Streaming TTS Pipeline | v2 — The output half, and the part with the most hard-won detail. Claude's reply streams back token by token; this pipeline turns that stream into natural speech without waiting for the whole reply to finish.
- A.Sentence-boundary streaming -- the pipeline buffers deltas, splits on sentence punctuation, and fires each finished sentence to Deepgram Aura-2 as its own synthesis call, so audio starts playing while Claude is still writing.

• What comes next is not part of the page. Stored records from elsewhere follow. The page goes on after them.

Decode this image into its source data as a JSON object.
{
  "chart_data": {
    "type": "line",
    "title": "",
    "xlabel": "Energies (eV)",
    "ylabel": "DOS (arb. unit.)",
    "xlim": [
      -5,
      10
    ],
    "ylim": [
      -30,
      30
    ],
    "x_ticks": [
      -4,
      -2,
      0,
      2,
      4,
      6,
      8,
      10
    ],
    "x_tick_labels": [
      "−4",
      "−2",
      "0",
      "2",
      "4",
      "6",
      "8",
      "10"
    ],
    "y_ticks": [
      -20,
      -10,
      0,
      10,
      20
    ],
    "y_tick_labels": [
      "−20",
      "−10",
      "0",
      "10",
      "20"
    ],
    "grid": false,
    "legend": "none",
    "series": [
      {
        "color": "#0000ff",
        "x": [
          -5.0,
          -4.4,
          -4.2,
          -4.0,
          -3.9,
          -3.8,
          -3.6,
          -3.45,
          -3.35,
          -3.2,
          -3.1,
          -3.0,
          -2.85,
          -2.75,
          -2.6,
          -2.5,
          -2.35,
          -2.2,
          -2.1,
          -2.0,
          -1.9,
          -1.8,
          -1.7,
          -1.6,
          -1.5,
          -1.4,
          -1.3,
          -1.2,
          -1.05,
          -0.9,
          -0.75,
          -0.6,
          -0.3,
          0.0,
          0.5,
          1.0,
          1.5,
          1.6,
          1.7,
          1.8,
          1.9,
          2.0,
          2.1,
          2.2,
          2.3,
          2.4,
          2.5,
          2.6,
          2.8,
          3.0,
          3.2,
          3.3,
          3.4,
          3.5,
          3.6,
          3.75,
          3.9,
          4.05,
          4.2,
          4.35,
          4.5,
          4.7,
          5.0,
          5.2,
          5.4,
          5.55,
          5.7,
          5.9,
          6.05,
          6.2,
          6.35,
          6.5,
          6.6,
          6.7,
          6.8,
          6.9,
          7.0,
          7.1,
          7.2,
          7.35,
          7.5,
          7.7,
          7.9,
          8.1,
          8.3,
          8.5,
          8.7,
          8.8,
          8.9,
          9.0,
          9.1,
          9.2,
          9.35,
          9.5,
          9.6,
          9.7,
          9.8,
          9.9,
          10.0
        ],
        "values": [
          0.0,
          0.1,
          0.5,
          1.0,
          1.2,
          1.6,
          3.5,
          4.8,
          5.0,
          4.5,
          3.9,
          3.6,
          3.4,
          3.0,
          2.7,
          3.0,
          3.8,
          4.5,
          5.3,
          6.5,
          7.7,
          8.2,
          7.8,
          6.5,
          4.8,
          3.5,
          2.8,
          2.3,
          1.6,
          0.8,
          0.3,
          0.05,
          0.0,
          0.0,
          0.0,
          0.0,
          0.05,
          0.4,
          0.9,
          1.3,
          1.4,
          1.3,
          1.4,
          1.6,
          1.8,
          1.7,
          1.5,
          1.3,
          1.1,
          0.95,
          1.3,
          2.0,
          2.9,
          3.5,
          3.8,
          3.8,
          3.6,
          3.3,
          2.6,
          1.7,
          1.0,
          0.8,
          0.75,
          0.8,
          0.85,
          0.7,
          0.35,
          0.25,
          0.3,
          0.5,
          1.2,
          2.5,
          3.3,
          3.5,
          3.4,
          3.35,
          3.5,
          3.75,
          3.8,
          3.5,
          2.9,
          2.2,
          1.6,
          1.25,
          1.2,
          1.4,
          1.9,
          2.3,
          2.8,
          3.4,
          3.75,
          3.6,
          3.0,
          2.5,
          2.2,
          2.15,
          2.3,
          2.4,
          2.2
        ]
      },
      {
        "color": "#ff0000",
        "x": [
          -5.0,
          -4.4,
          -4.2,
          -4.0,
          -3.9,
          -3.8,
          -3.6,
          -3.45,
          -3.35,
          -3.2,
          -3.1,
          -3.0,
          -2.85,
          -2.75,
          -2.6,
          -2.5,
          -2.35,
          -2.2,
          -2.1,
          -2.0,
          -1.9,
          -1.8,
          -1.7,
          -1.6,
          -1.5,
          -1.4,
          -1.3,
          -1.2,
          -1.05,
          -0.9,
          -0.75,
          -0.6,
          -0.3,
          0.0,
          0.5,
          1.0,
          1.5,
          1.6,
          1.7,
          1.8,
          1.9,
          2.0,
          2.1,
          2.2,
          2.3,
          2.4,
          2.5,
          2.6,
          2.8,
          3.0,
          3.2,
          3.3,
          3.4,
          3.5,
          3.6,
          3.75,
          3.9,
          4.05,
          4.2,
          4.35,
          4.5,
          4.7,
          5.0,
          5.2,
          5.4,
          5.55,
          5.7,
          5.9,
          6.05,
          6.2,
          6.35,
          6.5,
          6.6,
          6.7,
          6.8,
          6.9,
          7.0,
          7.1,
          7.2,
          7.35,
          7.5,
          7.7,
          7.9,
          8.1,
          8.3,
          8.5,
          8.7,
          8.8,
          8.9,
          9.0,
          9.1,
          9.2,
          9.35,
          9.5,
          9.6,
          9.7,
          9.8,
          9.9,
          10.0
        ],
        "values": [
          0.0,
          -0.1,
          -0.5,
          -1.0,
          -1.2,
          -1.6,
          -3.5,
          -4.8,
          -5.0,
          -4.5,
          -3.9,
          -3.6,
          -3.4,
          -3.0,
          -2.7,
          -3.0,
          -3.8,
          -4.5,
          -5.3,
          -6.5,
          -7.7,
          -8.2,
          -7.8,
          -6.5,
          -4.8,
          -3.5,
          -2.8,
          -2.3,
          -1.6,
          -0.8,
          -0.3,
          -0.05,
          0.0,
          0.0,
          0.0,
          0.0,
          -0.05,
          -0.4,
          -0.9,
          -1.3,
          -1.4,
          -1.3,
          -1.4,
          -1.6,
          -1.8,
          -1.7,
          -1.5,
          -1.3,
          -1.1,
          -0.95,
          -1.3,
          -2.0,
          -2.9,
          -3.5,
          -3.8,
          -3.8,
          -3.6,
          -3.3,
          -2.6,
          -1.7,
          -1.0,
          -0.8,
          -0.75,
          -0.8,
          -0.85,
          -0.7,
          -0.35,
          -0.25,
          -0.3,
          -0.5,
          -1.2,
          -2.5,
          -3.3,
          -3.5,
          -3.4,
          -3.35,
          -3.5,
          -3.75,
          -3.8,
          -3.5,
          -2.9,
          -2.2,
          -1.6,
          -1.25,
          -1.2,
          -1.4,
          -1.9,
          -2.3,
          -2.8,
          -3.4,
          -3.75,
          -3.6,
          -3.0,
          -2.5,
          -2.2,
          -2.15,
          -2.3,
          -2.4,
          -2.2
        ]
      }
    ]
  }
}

- B.Code is seen, not spoken -- a stateful filter strips fenced and inline code from the spoken path (carrying fence state across chunk boundaries) while the raw text still streams to the chat bubble, so you read the code and hear the prose.
- C.Deferred mode -- if a reply looks like a code request, or a backtick appears before speech has started, the pipeline holds all audio until the bubble has fully rendered, then reads from the top, so the voice and the visible code never drift apart.
- D.Paragraph pacing -- a double newline becomes a 1.2-second audible pause, giving real breathing room between topics instead of one run-on wall of speech.
- E.Interruptible and resumable -- pressing stop aborts generation, captures the partial text, and feeds it back as context on the next turn, so saying "keep going" makes Claude continue from exactly where it was cut off rather than starting over.
Persistence + Instrumentation | v2 — The plumbing that makes it a tool I trust daily rather than a demo. Every conversation is durable, searchable, and measured.
- A.Dual-format persistence -- every turn auto-saves the chat as both machine-readable JSON and human-readable Markdown, with an auto-generated title from the first substantial message; restart the app and the conversation is still there.
- B.A small REST surface (`/api/chats`, fetch-by-id, full-text search) over the saved chats, plus a per-connection session log that records every state transition and event to disk for debugging the real-time loop.
- C.A live context-usage indicator -- the server estimates tokens actually in play from the running chat record and pushes it to the footer each turn, so I can see context filling up. Paired with the model-fallback cost alert, the system watches its own spend and its own model choice and tells me when either drifts.
The Loop, Restated — Control, variant, measure, ship the winner -- one change at a time. v1's Python middleware was the control; deleting it for the Agent SDK was the variant that won and became v2, the new control. Inside v2 the same loop runs at small scale: a VAD threshold moved 800 to 1200 to 900 until soft speech registered without ghost triggers; the wrong STT engine swapped out mid-build in thirty-five minutes; a TTS pipeline tuned sentence by sentence until reading code aloud stopped sounding broken. Phase 2 is the same loop at model scale: run Gemini at the seam for research, run ChatGPT for brainstorming, measure which AI is actually better for each cognitive mode when the friction of switching is zero. Build one thing that works, make it the control, test every new idea against it, and promote only what beats it. Then begin again.